Imagine that the User schema in the Hex.pm project would have a :type field with possible values: :admin or :user. The app needs to ensure that admin users only have @hex.pm emails. If that’s the case, where would that check be done, inside or outside the changeset?

# Option C1: outside the changeset

def valid_domain?(%User{} = user, email_address) do
  validate_domain(user.type, email_address)
end

def changeset(:create, %User{} = user, email_address) do
  %__MODULE__{user_id: user.id}
  |> cast(%{email_address: email_address}, [:email_address])
  |> validate_required([:email_address])
  # Other validations
end

# Option C2: inside the changeset

def changeset(:create, %User{} = user, email_address) do
  %__MODULE__{user_id: user.id}
  |> cast(%{email_address: email_address}, [:email_address])
  |> validate_required([:email_address])
  |> validate_domain(user.type)
  # Other validations
end

Example D: currency consistency

An accounting system might optionally support multi-currency. However, the user must opt-in for this feature, adding or removing currencies by hand. When submitting invoices, the system must check that the invoice is on the list of the supported currencies for that organization.

# Option D1: outside the changeset
# Probably in the controller, you would have something like:

with {:ok, currency_codes} <- get_currencies_for_organization(organization),
     :ok <- verify_currency(currency_codes, params["currency_code"]),
  changeset = Invoice.changeset(:record, params)
  # ...
end

# Option D2: inside the changeset

def changeset(:record, %{} = params, supported_currencies) do
  # ...
end

# or:

def changeset(:record, %Organization{} = organization, %{} = params) do
  # ...
end

Thanks for your help!

2 Likes

The changeset is a data structure, like a map or a list. It doesn’t really have any responsibilities per se. Sometimes a map is the best data structure to solve a problem, sometimes it isn’t. Sometimes the changeset is the best one, sometimes it isn’t. A changeset is required really on Repo.update, since you need to track changes to perform updates.

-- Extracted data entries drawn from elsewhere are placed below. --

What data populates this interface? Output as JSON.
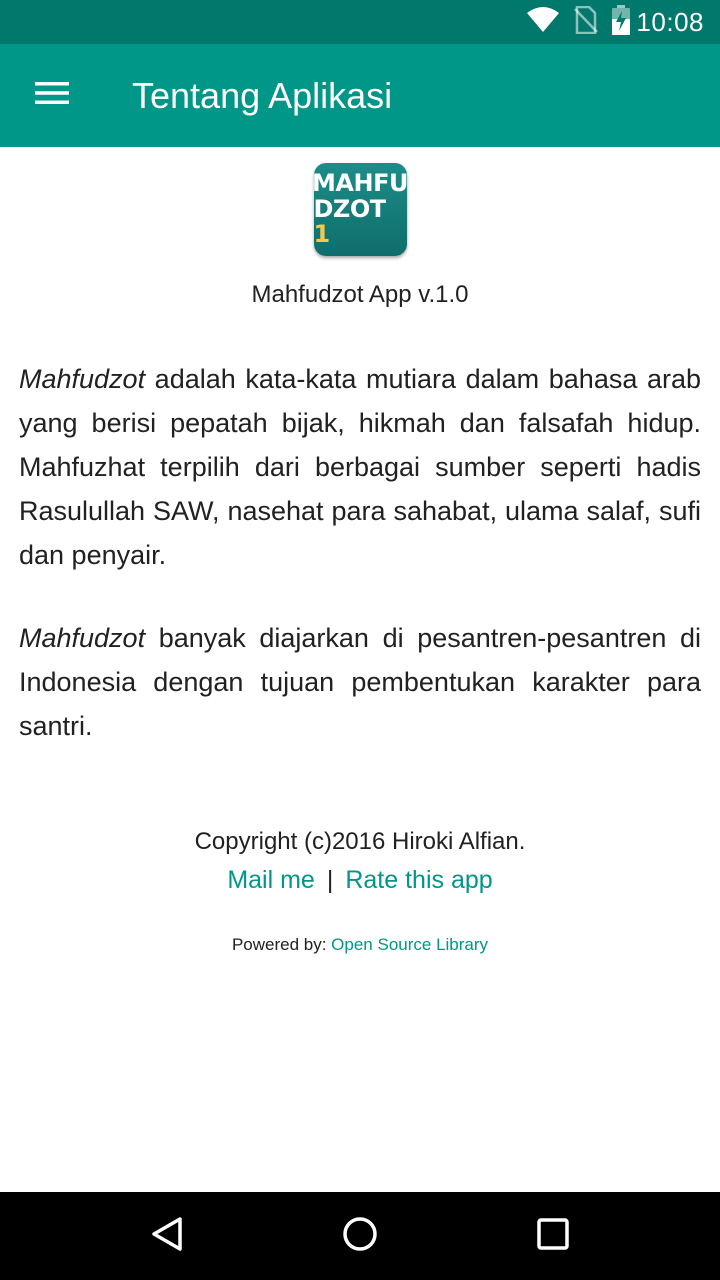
{
  "status_bar": {
    "time": "10:08",
    "icons": [
      "wifi-icon",
      "no-sim-icon",
      "battery-charging-icon"
    ]
  },
  "app_bar": {
    "menu_icon": "hamburger-menu-icon",
    "title": "Tentang Aplikasi"
  },
  "logo": {
    "line1": "MAHFU",
    "line2_text": "DZOT",
    "line2_num": "1"
  },
  "app_version": "Mahfudzot App v.1.0",
  "paragraphs": {
    "p1_em": "Mahfudzot",
    "p1_rest": " adalah kata-kata mutiara dalam bahasa arab yang berisi pepatah bijak, hikmah dan falsafah hidup. Mahfuzhat terpilih dari berbagai sumber seperti hadis Rasulullah SAW, nasehat para sahabat, ulama salaf, sufi dan penyair.",
    "p2_em": "Mahfudzot",
    "p2_rest": " banyak diajarkan di pesantren-pesantren di Indonesia dengan tujuan pembentukan karakter para santri."
  },
  "footer": {
    "copyright": "Copyright (c)2016 Hiroki Alfian.",
    "mail_link": "Mail me",
    "separator": "|",
    "rate_link": "Rate this app",
    "powered_label": "Powered by: ",
    "powered_link": "Open Source Library"
  },
  "nav_bar": {
    "icons": [
      "back-icon",
      "home-icon",
      "recents-icon"
    ]
  },
  "colors": {
    "status_bar": "#00786b",
    "app_bar": "#009688",
    "accent_link": "#009688",
    "text": "#212121"
  }
}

For simple validation, maybe it is more straight-forward to bypass the changeset altogether and compare a token directly, but using it or not should not matter as long as the token is validated and displayed to the user.

1 Like

Treat the changeset as a closure. Put everything in there which is needed by the next step. If the validation is only needed by the current executing function then validate outside the changeset. If the validation needs to be carried to the next step do it inside the changeset.

2 Likes

I don’t know about that. I am kind of worried after noticing several new validation libraries sprawling up in the last few months. I am all for choice and such but IMO this shows that some sort of unified validation interface for Erlang / Elixir is in order.

To me that’s ecto 3.x. Even if it has “too much” for a certain goal you lose nothing by using it – and you have a lot to gain: like much less surprise when onboarding new team members, and general readability. I’d also argue using Changesets counts as idiomatic Elixir these days. :slight_smile:

2 Likes

@tty is correct: for your use case (and worries) do use Changesets mostly if you want to pass them around and work with them in more than one function.

I for one prefer to use Changesets for practically any validation, including in hobby projects without a database (ecto 3.0 allows it since it’s split in two libraries: a general, and a SQL-specific one).